In light of the results of the recent presidential election, Wodiczko believes that his and similar work may soon become imperative.

“It’s quite possible that, if [the] president-elect was actually to follow his own speeches in relation to immigrants, perhaps we, as artists, especially those who work with media and public space, will have to do something,” Wodiczko said. “To bring more understanding and connection between those who are strangers and those who claim to be non-strangers.”

Wodiczko is most famous for his large-scale projections that turn building façades, statues, and memorials into canvases. He animates these surfaces with images of either live or prerecorded video and sound to bring social issues to the forefront of public discourse.

“Buildings are silent faces,” he said. “They see with their blind eyes and they hear with their deaf ears what is happening around them, and they cannot say anything.”

Wodiczko believes buildings are suffering a sort of post-traumatic condition. Those who might suggest the possibility to speak through monuments are monuments to their own trauma themselves, he said. He believes these people are silent monuments to what they live through.

In 2001, he carried out a projection project in the Centro Cultural in Tijuana, Mexico, a border city dominated by factories called “maquiladoras,” in which North American corporations utilize cheap Mexican labor. Women in Tijuana are often discriminated against, mistreated, and abused in the workplace and by police, and Wodiczko sought to create a way for women to speak out against this injustice.

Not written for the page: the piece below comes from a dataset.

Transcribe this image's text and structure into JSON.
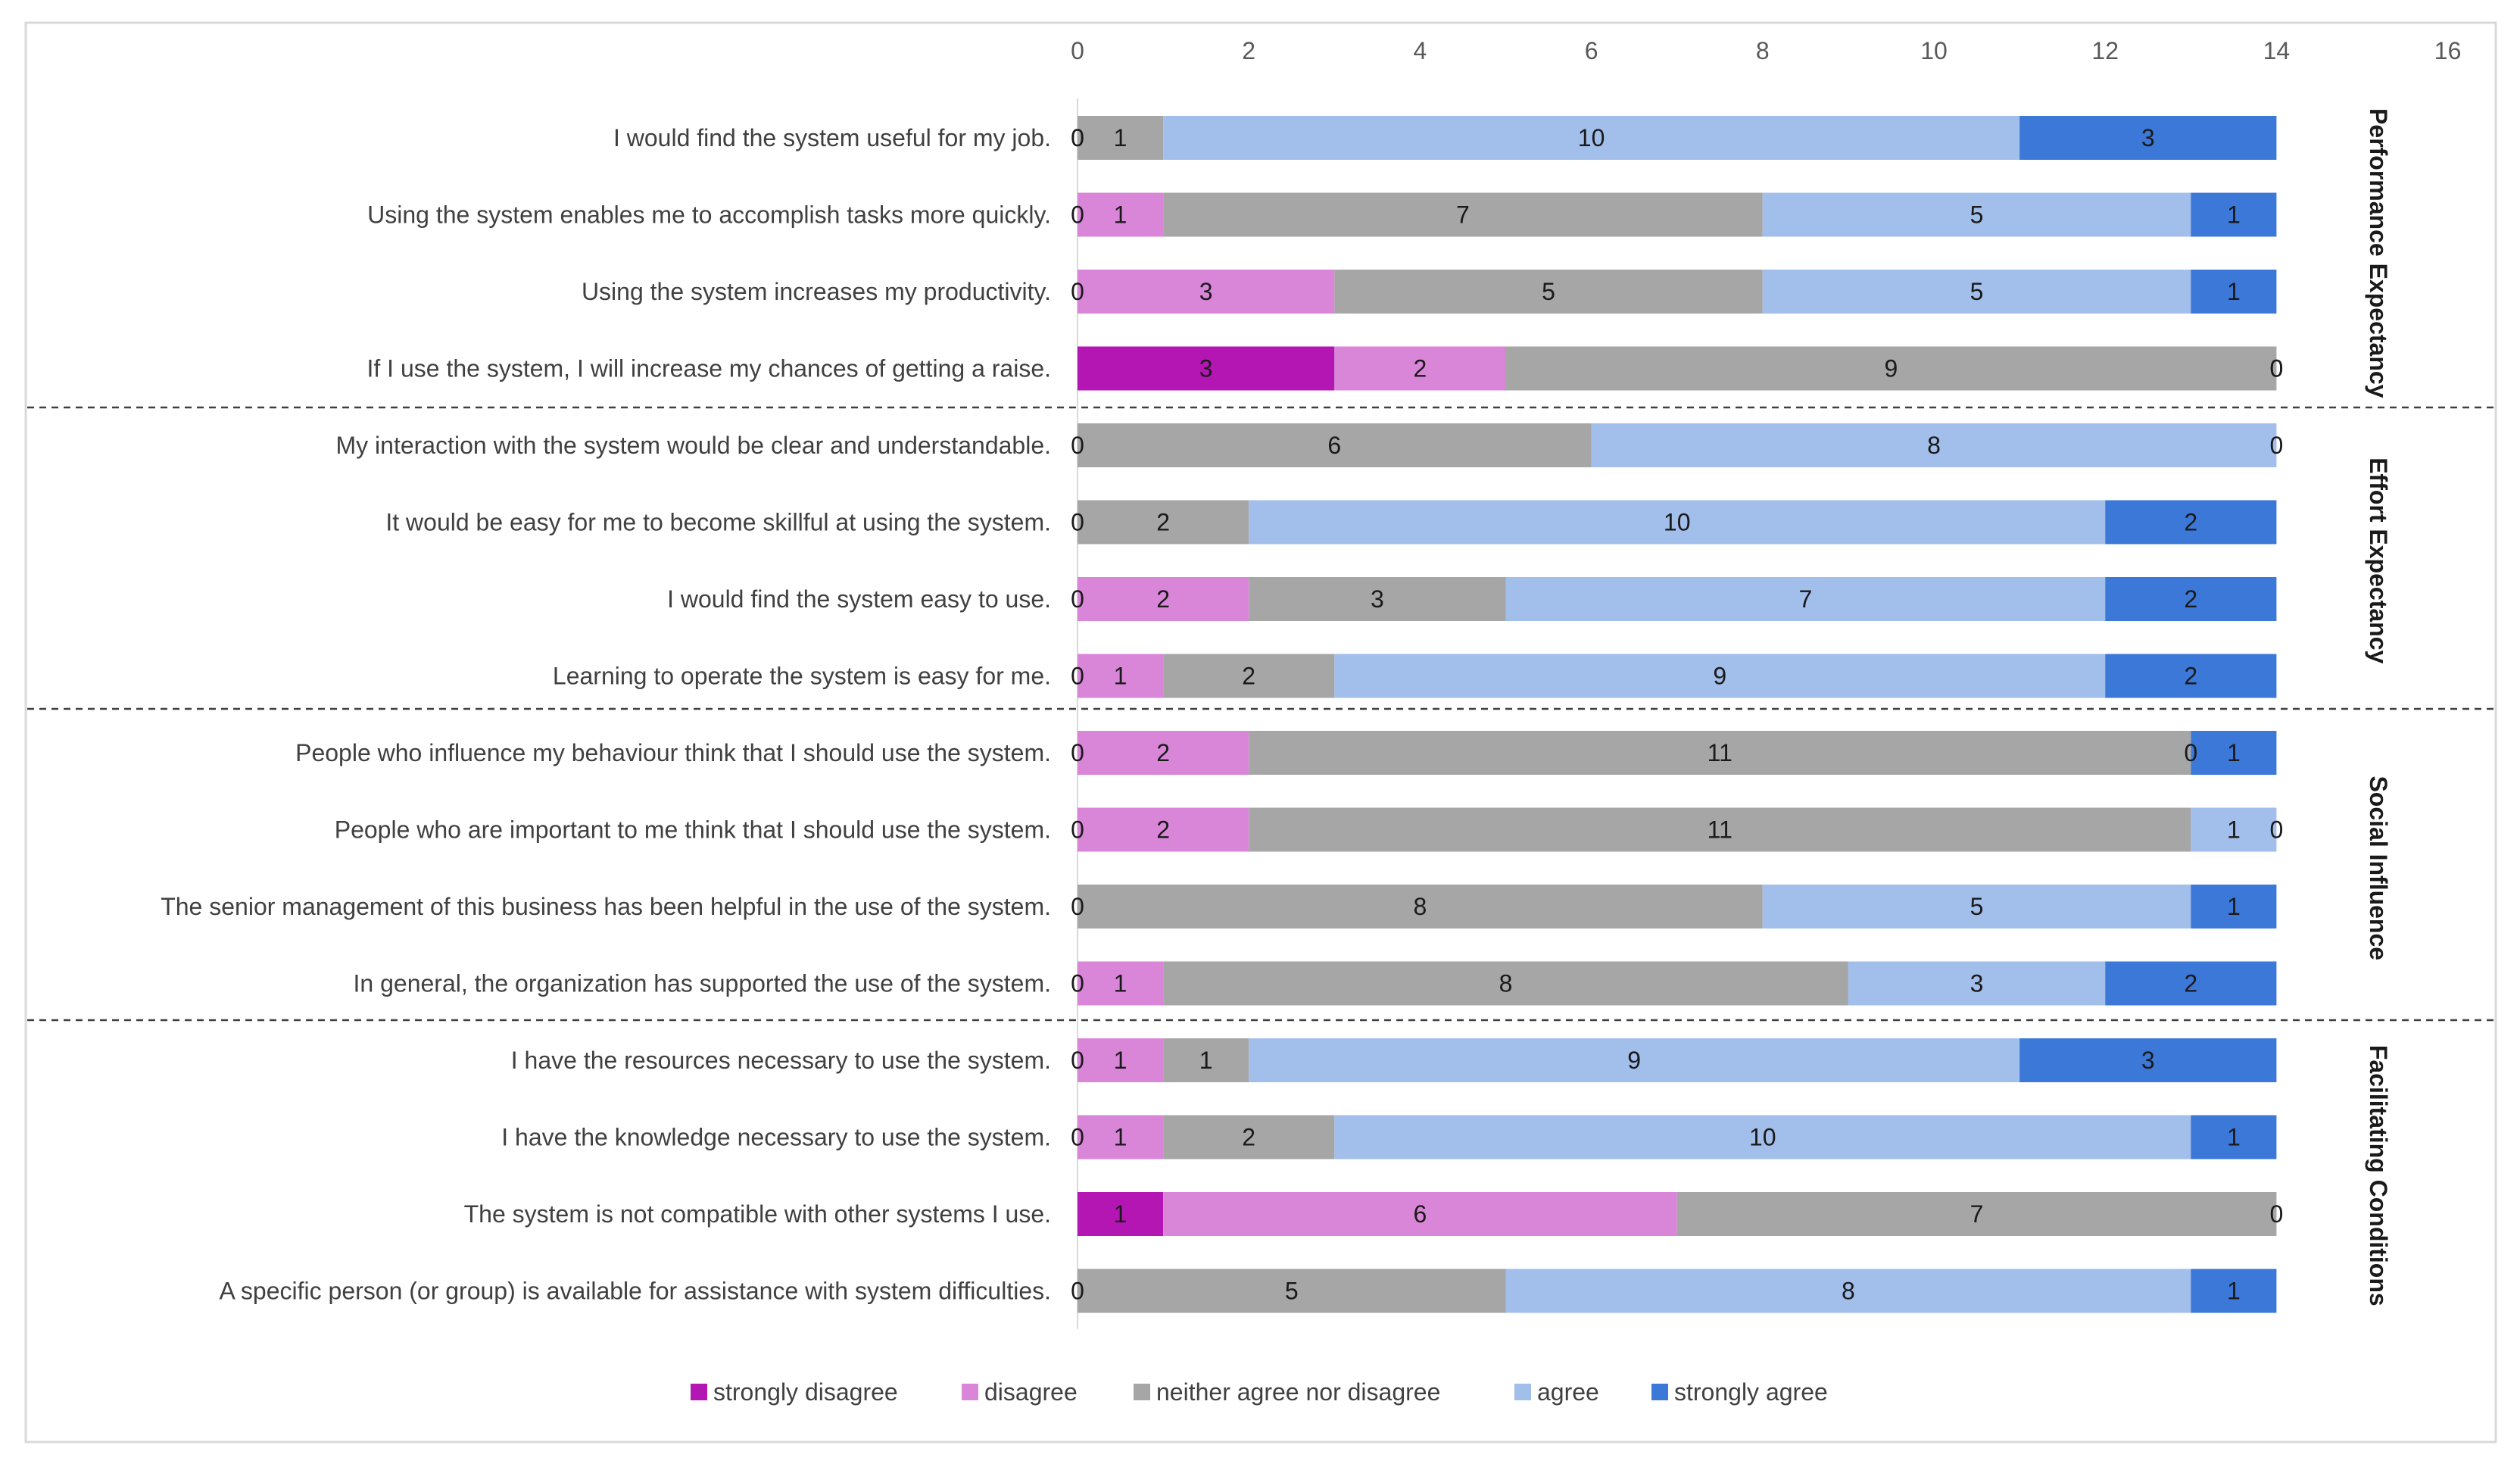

He designed a helmet with a video camera and a microphone that projected the face of the wearer onto a building while he or she spoke. Wodiczko chose the spherical facade of the La Bola IMAX theater in Tijuana as the medium for a symbolic purpose. As women factory workers had their testimonies of struggle projected upon the building, a film glorifying the relationship between the United States and Mexico was being shown in the theater.

“It’s a blast of truth,” Wodiczko said. “There is still public space, at least, on paper. But the fact that there is such a thing called public space doesn’t mean that it is public. It is public in the moment when you actually try to say something that seems to be inappropriate to be saying in public, that belongs to some private world.”

Wodiczko has also done a number of projects with the the war veteran community, people whom he believes are alienated like immigrants within their own countries.

In 2008, he redesigned an army Humvee by replacing the projectile launcher mechanism on its back with a video projector and speaker set. The War Veterans’ Vehicle debuted in Denver just days before the Democratic National Convention was set to take place in the city.

The vehicle broadcasted interviews with veterans about their difficulties in society as their words flashed upon the side of a building. Warfare sounds, such as gunshots, could also be heard, in an attempt to communicate the realities of war to the public. Wodiczko has done similar projections with the War Veterans’ Vehicle in Liverpool and Warsaw.

Wodiczko was awarded the prestigious Hiroshima Art Prize in 1998, an award given every three years that recognizes an artist who promotes global peace through his or her work. He has developed a proposed plan to build the World Institute for the Abolition of War in Paris, which is outlined in his book, The Abolition of War, in order to analyze and discuss the issue of war and hopefully avert war altogether.

“It will work on various levels theologically, culturally, artistically, politically, and technologically to analyze and discuss the issue of war and peace, and also to open up channels of possible engagement that will lead to the averting of wars,” Wodiczko said.